About the Pexa-Vec "neo-adjuvant" trial:
This clinical study is aimed at evaluating the biological effects of pre-operative intravenous administration of Pexa-Vec prior to planned surgical resection of locally advanced/poor prognosis or metastatic cancers. This single center, open label, non-randomized trial recruited 9 patients including 8 evaluable patients (3 with metastatic melanoma and 5 with colorectal cancer metastases to the liver). They received a single intravenous dose of 1×109 pfu of Pexa-Vec, 14 days prior to planned surgery. Up to 6 blood samples were collected pre- and post- injection for each patient. Imaging was performed prior at baseline and within 7 days prior to surgery. Tumor tissue was collected at surgery for histologic and translational assessments.

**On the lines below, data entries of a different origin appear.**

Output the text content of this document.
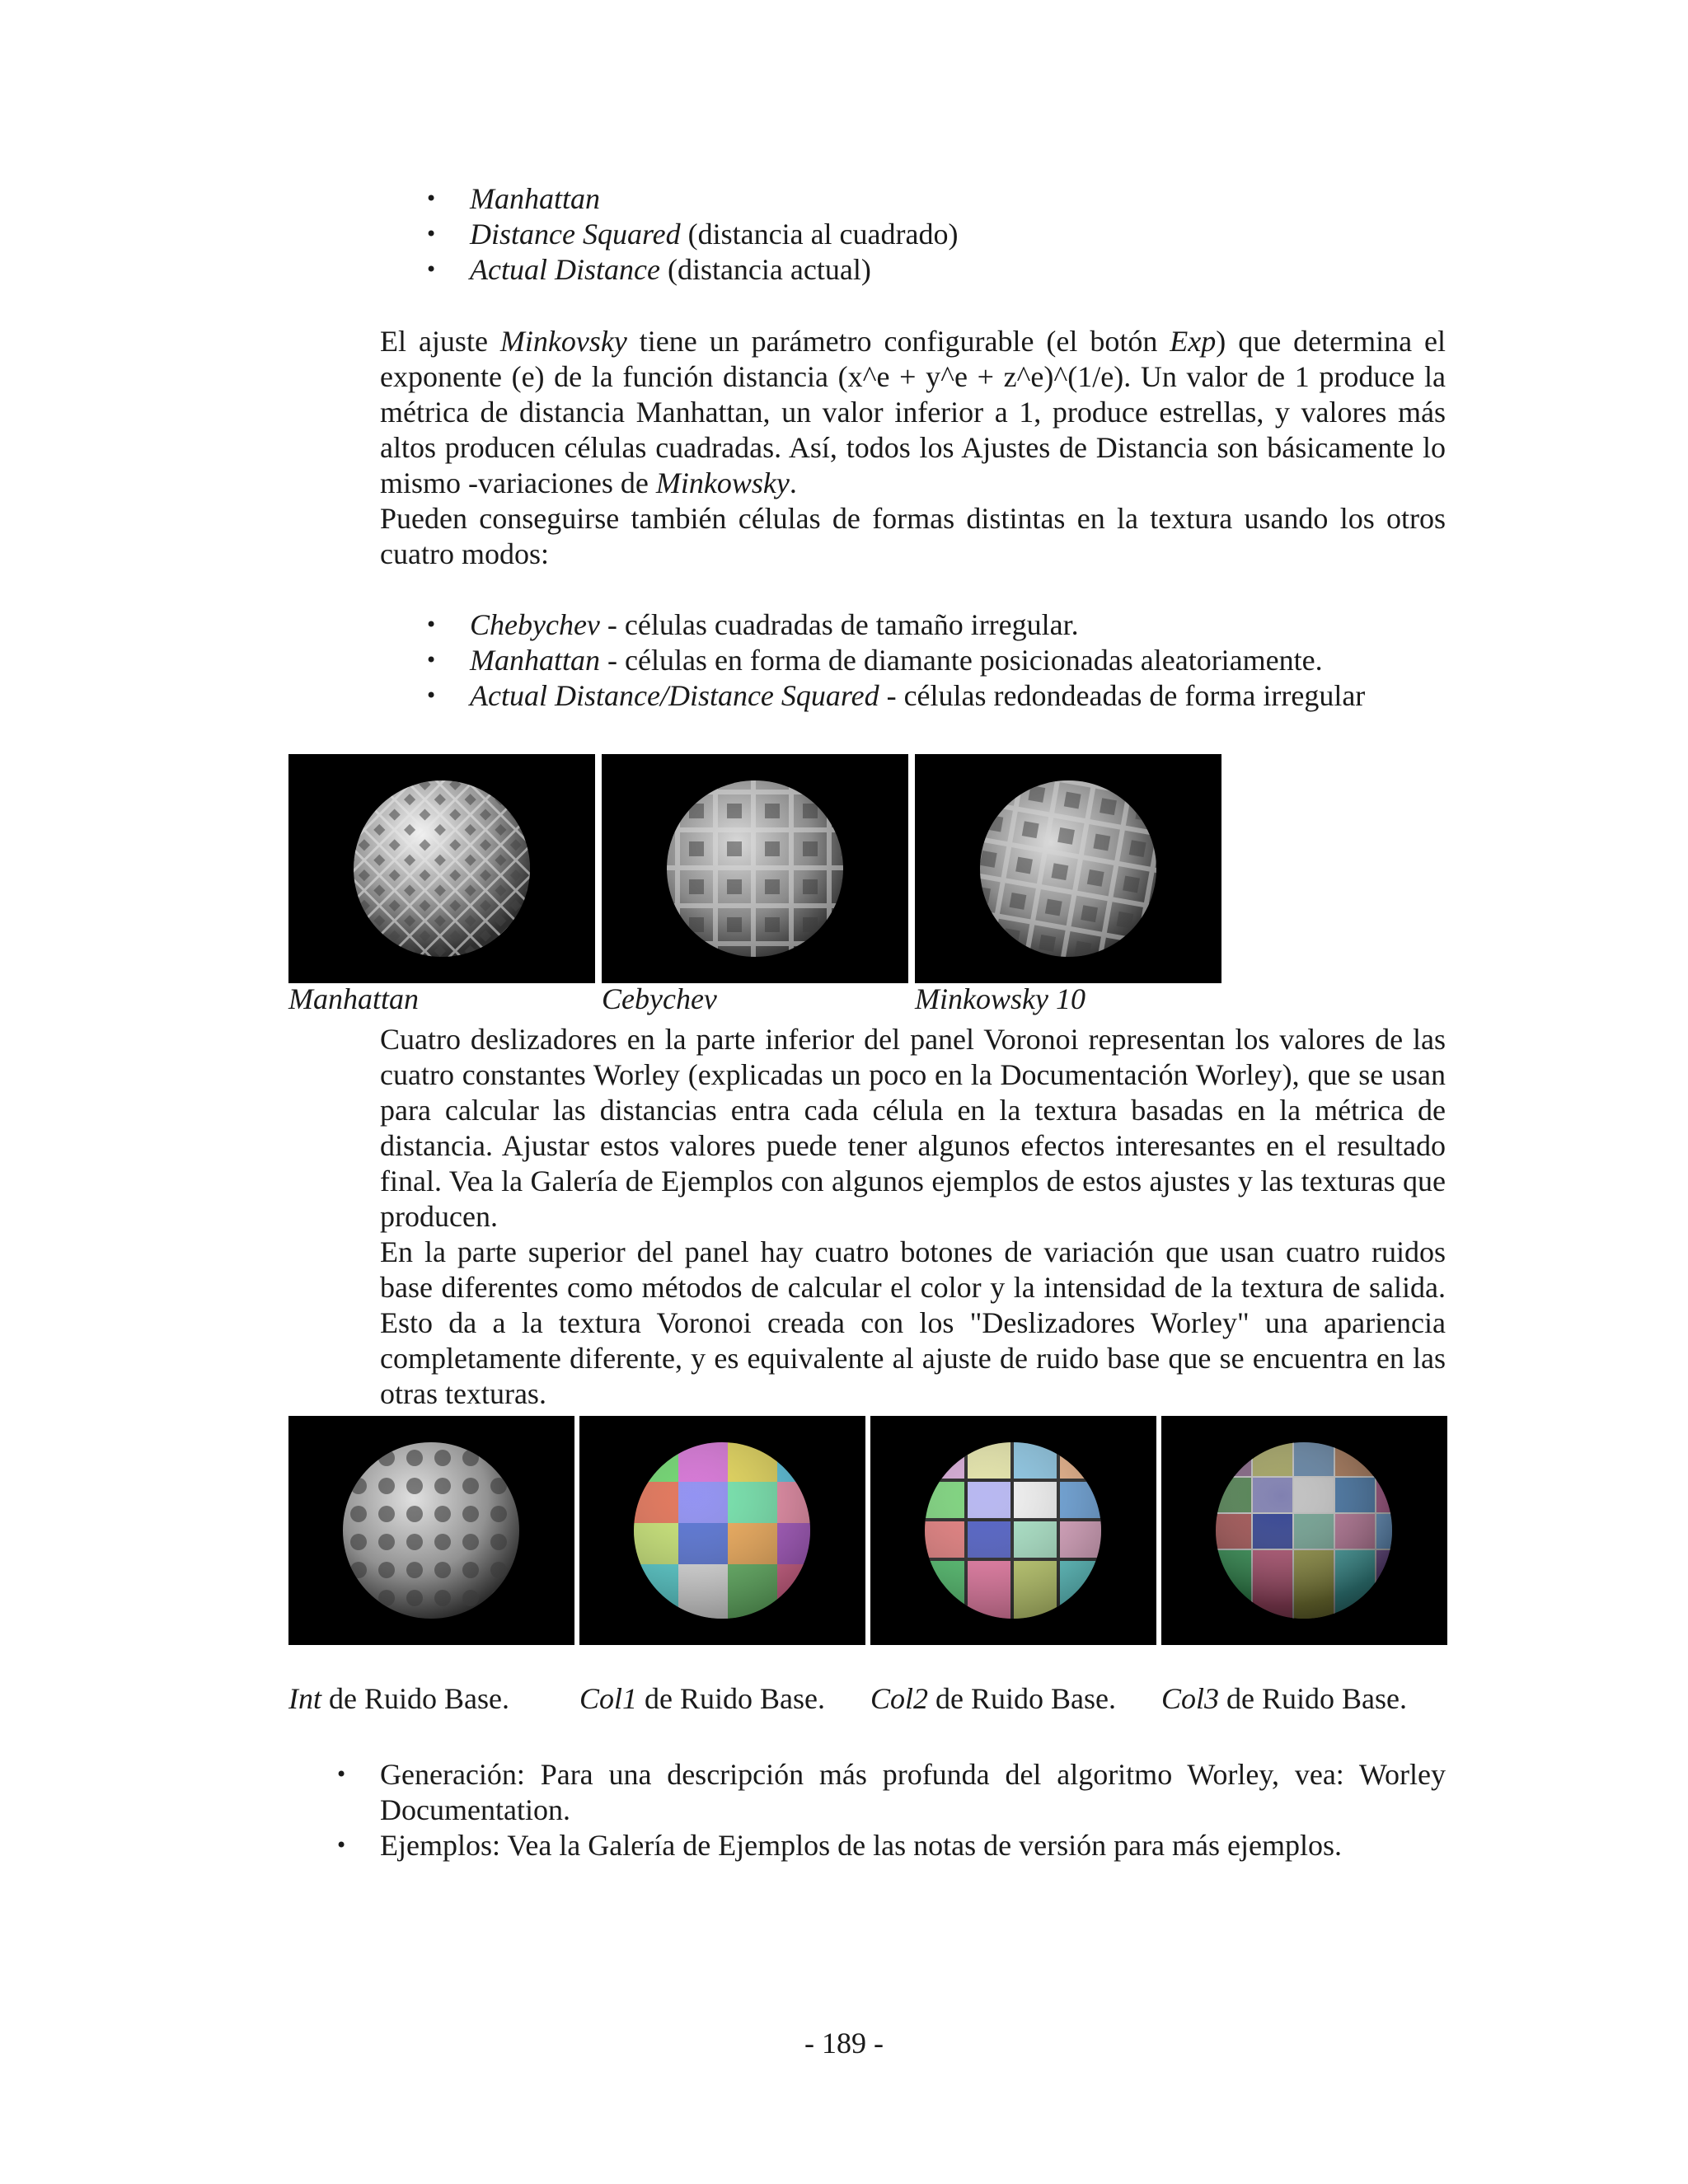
• Manhattan
• Distance Squared (distancia al cuadrado)
• Actual Distance (distancia actual)

El ajuste Minkovsky tiene un parámetro configurable (el botón Exp) que determina el exponente (e) de la función distancia (x^e + y^e + z^e)^(1/e). Un valor de 1 produce la métrica de distancia Manhattan, un valor inferior a 1, produce estrellas, y valores más altos producen células cuadradas. Así, todos los Ajustes de Distancia son básicamente lo mismo -variaciones de Minkowsky.

Pueden conseguirse también células de formas distintas en la textura usando los otros cuatro modos:

• Chebychev - células cuadradas de tamaño irregular.
• Manhattan - células en forma de diamante posicionadas aleatoriamente.
• Actual Distance/Distance Squared - células redondeadas de forma irregular
Manhattan	Cebychev	Minkowsky 10

Cuatro deslizadores en la parte inferior del panel Voronoi representan los valores de las cuatro constantes Worley (explicadas un poco en la Documentación Worley), que se usan para calcular las distancias entra cada célula en la textura basadas en la métrica de distancia. Ajustar estos valores puede tener algunos efectos interesantes en el resultado final. Vea la Galería de Ejemplos con algunos ejemplos de estos ajustes y las texturas que producen.

En la parte superior del panel hay cuatro botones de variación que usan cuatro ruidos base diferentes como métodos de calcular el color y la intensidad de la textura de salida. Esto da a la textura Voronoi creada con los "Deslizadores Worley" una apariencia completamente diferente, y es equivalente al ajuste de ruido base que se encuentra en las otras texturas.

Int de Ruido Base. Col1 de Ruido Base. Col2 de Ruido Base. Col3 de Ruido Base.

• Generación: Para una descripción más profunda del algoritmo Worley, vea: Worley Documentation.

• Ejemplos: Vea la Galería de Ejemplos de las notas de versión para más ejemplos.

- 189 -
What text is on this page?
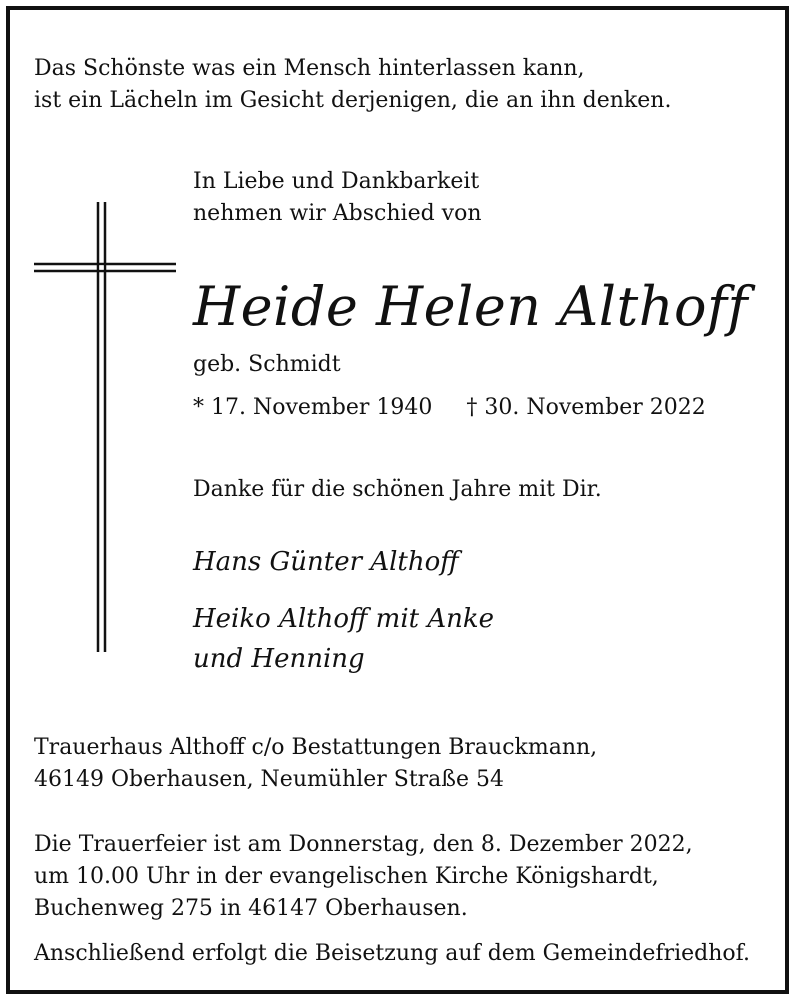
Das Schönste was ein Mensch hinterlassen kann,
ist ein Lächeln im Gesicht derjenigen, die an ihn denken.

In Liebe und Dankbarkeit
nehmen wir Abschied von

Heide Helen Althoff

geb. Schmidt

* 17. November 1940 † 30. November 2022

Danke für die schönen Jahre mit Dir.

Hans Günter Althoff
Heiko Althoff mit Anke
und Henning

Trauerhaus Althoff c/o Bestattungen Brauckmann,
46149 Oberhausen, Neumühler Straße 54

Die Trauerfeier ist am Donnerstag, den 8. Dezember 2022,
um 10.00 Uhr in der evangelischen Kirche Königshardt,
Buchenweg 275 in 46147 Oberhausen.

Anschließend erfolgt die Beisetzung auf dem Gemeindefriedhof.
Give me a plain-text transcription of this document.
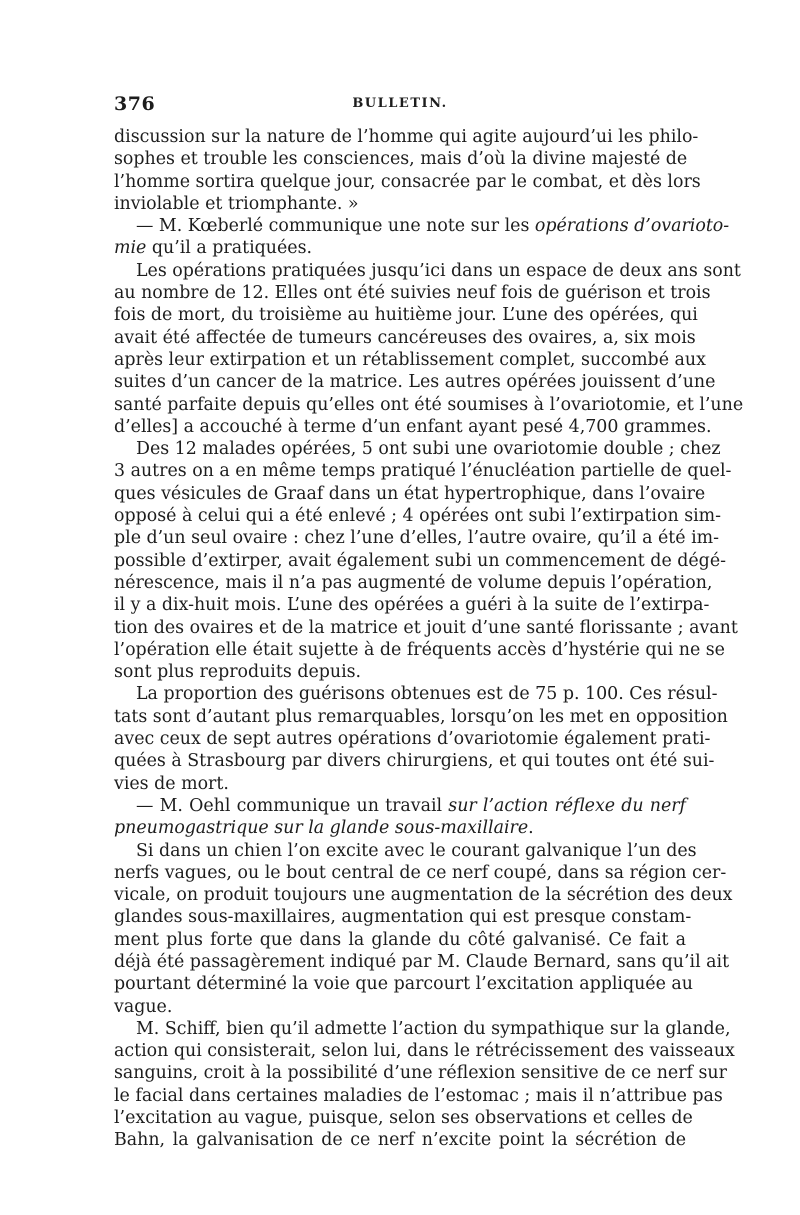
376	BULLETIN.
discussion sur la nature de l’homme qui agite aujourd’ui les philo-
sophes et trouble les consciences, mais d’où la divine majesté de
l’homme sortira quelque jour, consacrée par le combat, et dès lors
inviolable et triomphante. »
— M. Kœberlé communique une note sur les opérations d’ovarioto-
mie qu’il a pratiquées.
Les opérations pratiquées jusqu’ici dans un espace de deux ans sont
au nombre de 12. Elles ont été suivies neuf fois de guérison et trois
fois de mort, du troisième au huitième jour. L’une des opérées, qui
avait été affectée de tumeurs cancéreuses des ovaires, a, six mois
après leur extirpation et un rétablissement complet, succombé aux
suites d’un cancer de la matrice. Les autres opérées jouissent d’une
santé parfaite depuis qu’elles ont été soumises à l’ovariotomie, et l’une
d’elles] a accouché à terme d’un enfant ayant pesé 4,700 grammes.
Des 12 malades opérées, 5 ont subi une ovariotomie double ; chez
3 autres on a en même temps pratiqué l’énucléation partielle de quel-
ques vésicules de Graaf dans un état hypertrophique, dans l’ovaire
opposé à celui qui a été enlevé ; 4 opérées ont subi l’extirpation sim-
ple d’un seul ovaire : chez l’une d’elles, l’autre ovaire, qu’il a été im-
possible d’extirper, avait également subi un commencement de dégé-
nérescence, mais il n’a pas augmenté de volume depuis l’opération,
il y a dix-huit mois. L’une des opérées a guéri à la suite de l’extirpa-
tion des ovaires et de la matrice et jouit d’une santé florissante ; avant
l’opération elle était sujette à de fréquents accès d’hystérie qui ne se
sont plus reproduits depuis.
La proportion des guérisons obtenues est de 75 p. 100. Ces résul-
tats sont d’autant plus remarquables, lorsqu’on les met en opposition
avec ceux de sept autres opérations d’ovariotomie également prati-
quées à Strasbourg par divers chirurgiens, et qui toutes ont été sui-
vies de mort.
— M. Oehl communique un travail sur l’action réflexe du nerf
pneumogastrique sur la glande sous-maxillaire.
Si dans un chien l’on excite avec le courant galvanique l’un des
nerfs vagues, ou le bout central de ce nerf coupé, dans sa région cer-
vicale, on produit toujours une augmentation de la sécrétion des deux
glandes sous-maxillaires, augmentation qui est presque constam-
ment plus forte que dans la glande du côté galvanisé. Ce fait a
déjà été passagèrement indiqué par M. Claude Bernard, sans qu’il ait
pourtant déterminé la voie que parcourt l’excitation appliquée au
vague.
M. Schiff, bien qu’il admette l’action du sympathique sur la glande,
action qui consisterait, selon lui, dans le rétrécissement des vaisseaux
sanguins, croit à la possibilité d’une réflexion sensitive de ce nerf sur
le facial dans certaines maladies de l’estomac ; mais il n’attribue pas
l’excitation au vague, puisque, selon ses observations et celles de
Bahn, la galvanisation de ce nerf n’excite point la sécrétion de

University of Leeds is the sponsor of the trial that was supported by Transgene and run through the NIHR Clinical Research Facility at St James’ Hospital, Leeds.

The poster is available on Transgene’s website.

About Pexa-Vec
Pexa-Vec (JX594) is an oncolytic immunotherapeutic based on an oncolytic vaccinia virus armed with a GM-CSF gene that promotes an anti-tumor immune response. Pexa-Vec is designed to selectively target and destroy cancer cells through three different mechanisms of action: selectively destroy cancer cells through the direct lysis (breakdown) of cancer cells through viral replication, reduce the blood supply to tumors through vascular disruption, and stimulate the body’s immune response against cancer cells.
Pexa-Vec is currently being evaluated in a Phase 3 trial in hepatocellular carcinoma (HCC, liver cancer) in combination with sorafenib (current standard of care). Other trials evaluating the oncolytic virus in solid tumors are underway and expected to readout in 2018, including a Phase 2 trial in combination with nivolumab (HCC).
Transgene has exclusive rights to develop and commercialize Pexa-Vec for the treatment of solid tumors in Europe. Its partner SillaJen, Inc. is focused on developing Pexa-Vec for the North American market and has also granted exclusive development and commercial rights to Pexa-Vec in Hong Kong and The People’s Republic of China to Lee’s Pharmaceutical.